Groupon CEO told to hop it

Freshly fired Groupon CEO Andrew Mason has leaked news of his sacking to the great unwashed.

Mason was apparently made to clean out his desk and pick up his pink slip for failing to stop the waves of doom crashing against the company.

In an email, which he sent to Groupon staff and her majesties’ loyal press, Mason put his hand up for missing expectations and the company’s stock price.

Mason said that a “fresh CEO” earns the company a crack at a second chance.

Mason compared the running the company to the popular, though notoriously difficult 1991 video game Battletoads.

He said that if Groupon was Battletoads, it would be like he made it all the way to the Terra Tubes without dying on his first ever play through.

“I’ll now take some time to decompress and then maybe I’ll figure out how to channel this experience into something productive,” he wrote.

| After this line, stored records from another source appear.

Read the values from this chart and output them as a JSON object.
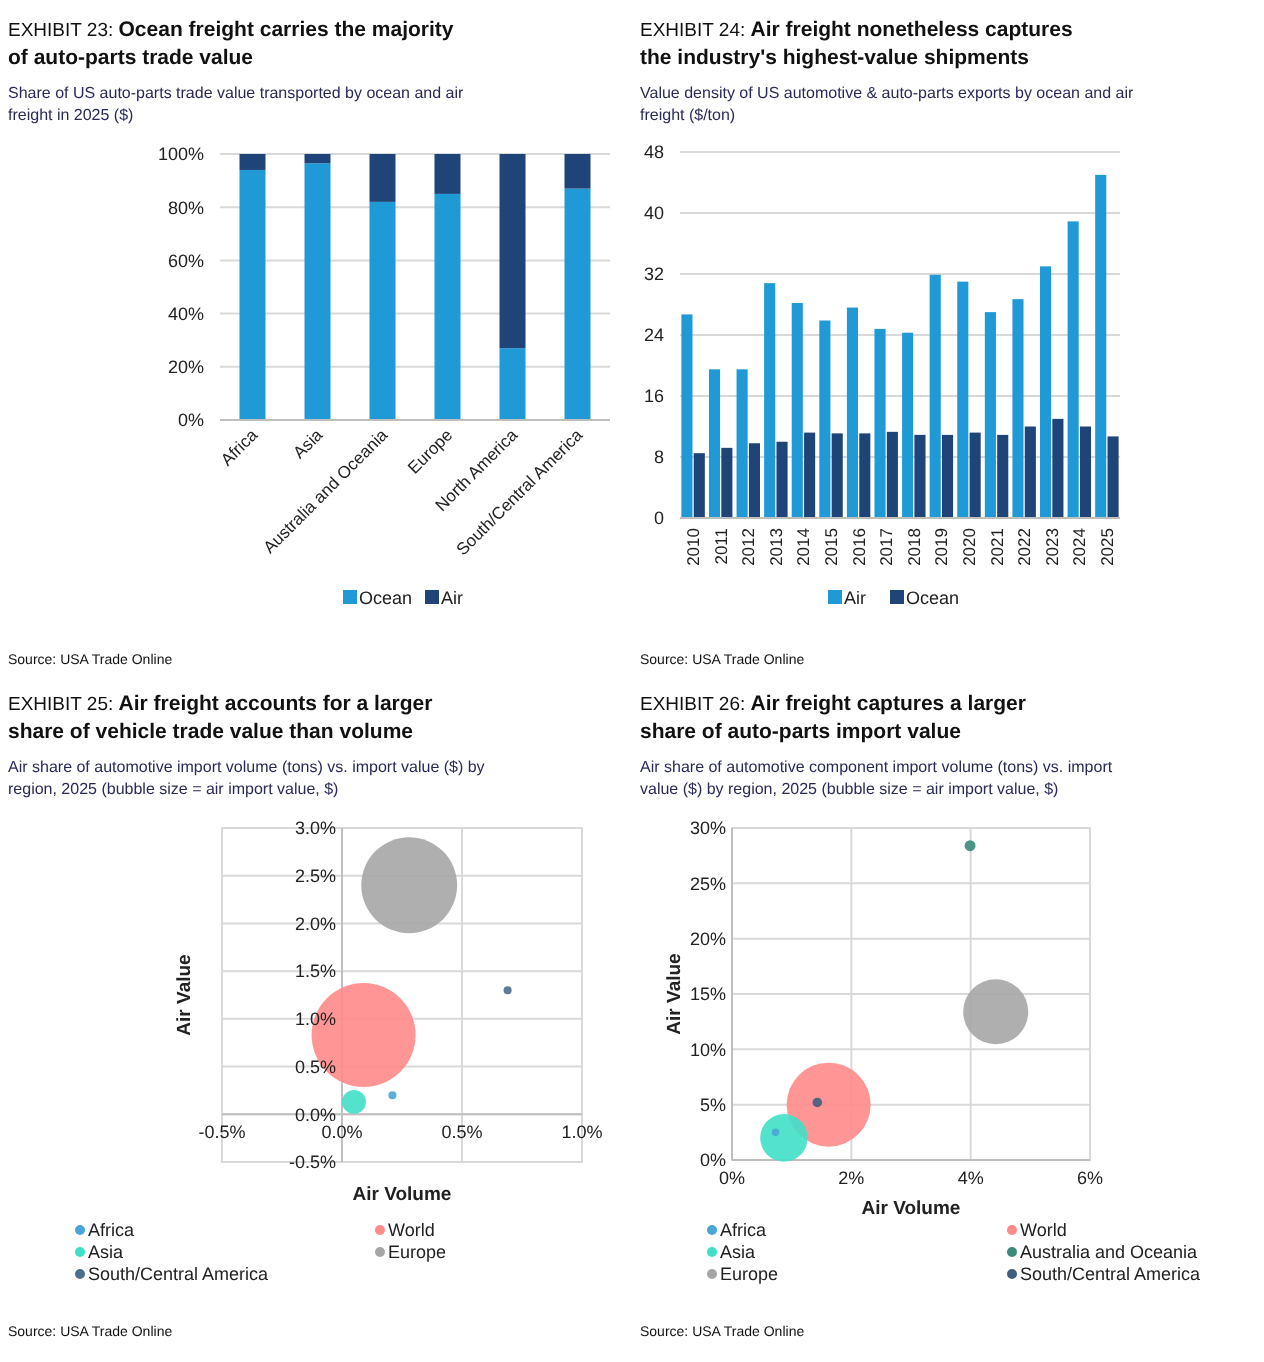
{
  "chart_data": [
    {
      "type": "bar",
      "stacked": true,
      "title": "EXHIBIT 23: Ocean freight carries the majority of auto-parts trade value",
      "subtitle": "Share of US auto-parts trade value transported by ocean and air freight in 2025 ($)",
      "categories": [
        "Africa",
        "Asia",
        "Australia and Oceania",
        "Europe",
        "North America",
        "South/Central America"
      ],
      "series": [
        {
          "name": "Ocean",
          "color": "#1f9ad6",
          "values": [
            94,
            96.5,
            82,
            85,
            27,
            87
          ]
        },
        {
          "name": "Air",
          "color": "#1f4478",
          "values": [
            6,
            3.5,
            18,
            15,
            73,
            13
          ]
        }
      ],
      "ylim": [
        0,
        100
      ],
      "yticks": [
        {
          "value": 0,
          "label": "0%"
        },
        {
          "value": 20,
          "label": "20%"
        },
        {
          "value": 40,
          "label": "40%"
        },
        {
          "value": 60,
          "label": "60%"
        },
        {
          "value": 80,
          "label": "80%"
        },
        {
          "value": 100,
          "label": "100%"
        }
      ],
      "grid": "y",
      "legend": "bottom",
      "annotations": [
        "Source: USA Trade Online"
      ]
    },
    {
      "type": "bar",
      "title": "EXHIBIT 24: Air freight nonetheless captures the industry's highest-value shipments",
      "subtitle": "Value density of US automotive & auto-parts exports by ocean and air freight ($/ton)",
      "categories": [
        "2010",
        "2011",
        "2012",
        "2013",
        "2014",
        "2015",
        "2016",
        "2017",
        "2018",
        "2019",
        "2020",
        "2021",
        "2022",
        "2023",
        "2024",
        "2025"
      ],
      "series": [
        {
          "name": "Air",
          "color": "#1f9ad6",
          "values": [
            26.7,
            19.5,
            19.5,
            30.8,
            28.2,
            25.9,
            27.6,
            24.8,
            24.3,
            31.9,
            31,
            27,
            28.7,
            33,
            38.9,
            45
          ]
        },
        {
          "name": "Ocean",
          "color": "#1f4478",
          "values": [
            8.5,
            9.2,
            9.8,
            10,
            11.2,
            11.1,
            11.1,
            11.3,
            10.9,
            10.9,
            11.2,
            10.9,
            12,
            13,
            12,
            10.7
          ]
        }
      ],
      "ylim": [
        0,
        48
      ],
      "yticks": [
        0,
        8,
        16,
        24,
        32,
        40,
        48
      ],
      "grid": "y",
      "legend": "bottom",
      "annotations": [
        "Source: USA Trade Online"
      ]
    },
    {
      "type": "bubble",
      "title": "EXHIBIT 25: Air freight accounts for a larger share of vehicle trade value than volume",
      "subtitle": "Air share of automotive import volume (tons) vs. import value ($) by region, 2025 (bubble size = air import value, $)",
      "xlabel": "Air Volume",
      "ylabel": "Air Value",
      "series": [
        {
          "name": "Africa",
          "color": "#4aa6d8",
          "x": [
            0.21
          ],
          "values": [
            0.2
          ],
          "sizes": [
            0.006
          ]
        },
        {
          "name": "World",
          "color": "#ff8a8a",
          "x": [
            0.09
          ],
          "values": [
            0.83
          ],
          "sizes": [
            1
          ]
        },
        {
          "name": "Asia",
          "color": "#40e0c8",
          "x": [
            0.05
          ],
          "values": [
            0.13
          ],
          "sizes": [
            0.053
          ]
        },
        {
          "name": "Europe",
          "color": "#a6a6a6",
          "x": [
            0.28
          ],
          "values": [
            2.4
          ],
          "sizes": [
            0.85
          ]
        },
        {
          "name": "South/Central America",
          "color": "#4a6f8a",
          "x": [
            0.69
          ],
          "values": [
            1.3
          ],
          "sizes": [
            0.006
          ]
        }
      ],
      "xlim": [
        -0.5,
        1
      ],
      "xticks": [
        {
          "value": -0.5,
          "label": "-0.5%"
        },
        {
          "value": 0,
          "label": "0.0%"
        },
        {
          "value": 0.5,
          "label": "0.5%"
        },
        {
          "value": 1,
          "label": "1.0%"
        }
      ],
      "ylim": [
        -0.5,
        3
      ],
      "yticks": [
        {
          "value": -0.5,
          "label": "-0.5%"
        },
        {
          "value": 0,
          "label": "0.0%"
        },
        {
          "value": 0.5,
          "label": "0.5%"
        },
        {
          "value": 1,
          "label": "1.0%"
        },
        {
          "value": 1.5,
          "label": "1.5%"
        },
        {
          "value": 2,
          "label": "2.0%"
        },
        {
          "value": 2.5,
          "label": "2.5%"
        },
        {
          "value": 3,
          "label": "3.0%"
        }
      ],
      "grid": true,
      "legend": "bottom",
      "annotations": [
        "Source: USA Trade Online"
      ]
    },
    {
      "type": "bubble",
      "title": "EXHIBIT 26: Air freight captures a larger share of auto-parts import value",
      "subtitle": "Air share of automotive component import volume (tons) vs. import value ($) by region, 2025 (bubble size = air import value, $)",
      "xlabel": "Air Volume",
      "ylabel": "Air Value",
      "series": [
        {
          "name": "Africa",
          "color": "#4aa6d8",
          "x": [
            0.73
          ],
          "values": [
            2.5
          ],
          "sizes": [
            0.008
          ]
        },
        {
          "name": "World",
          "color": "#ff8a8a",
          "x": [
            1.62
          ],
          "values": [
            5
          ],
          "sizes": [
            1
          ]
        },
        {
          "name": "Asia",
          "color": "#40e0c8",
          "x": [
            0.87
          ],
          "values": [
            2
          ],
          "sizes": [
            0.32
          ]
        },
        {
          "name": "Australia and Oceania",
          "color": "#3a8a7a",
          "x": [
            3.99
          ],
          "values": [
            28.4
          ],
          "sizes": [
            0.017
          ]
        },
        {
          "name": "Europe",
          "color": "#a6a6a6",
          "x": [
            4.42
          ],
          "values": [
            13.4
          ],
          "sizes": [
            0.6
          ]
        },
        {
          "name": "South/Central America",
          "color": "#3f5f80",
          "x": [
            1.43
          ],
          "values": [
            5.2
          ],
          "sizes": [
            0.013
          ]
        }
      ],
      "xlim": [
        0,
        6
      ],
      "xticks": [
        {
          "value": 0,
          "label": "0%"
        },
        {
          "value": 2,
          "label": "2%"
        },
        {
          "value": 4,
          "label": "4%"
        },
        {
          "value": 6,
          "label": "6%"
        }
      ],
      "ylim": [
        0,
        30
      ],
      "yticks": [
        {
          "value": 0,
          "label": "0%"
        },
        {
          "value": 5,
          "label": "5%"
        },
        {
          "value": 10,
          "label": "10%"
        },
        {
          "value": 15,
          "label": "15%"
        },
        {
          "value": 20,
          "label": "20%"
        },
        {
          "value": 25,
          "label": "25%"
        },
        {
          "value": 30,
          "label": "30%"
        }
      ],
      "grid": true,
      "legend": "bottom",
      "annotations": [
        "Source: USA Trade Online"
      ]
    }
  ]
}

Mason said that after four and a half intense and wonderful years as CEO of Groupon, “I decided that I’d like to spend more time with my family. Just kidding – I was fired..”

The board was aligned behind the strategy it had shared over the last few months, and the company was working more effectively as a global company and it was time to give Groupon a relief valve from the public noise, he said.

Mason said that he was OK with having failed at this part of the journey.

“My biggest regrets are the moments that I let a lack of data override my intuition on what’s best for our customers,” Mason wrote.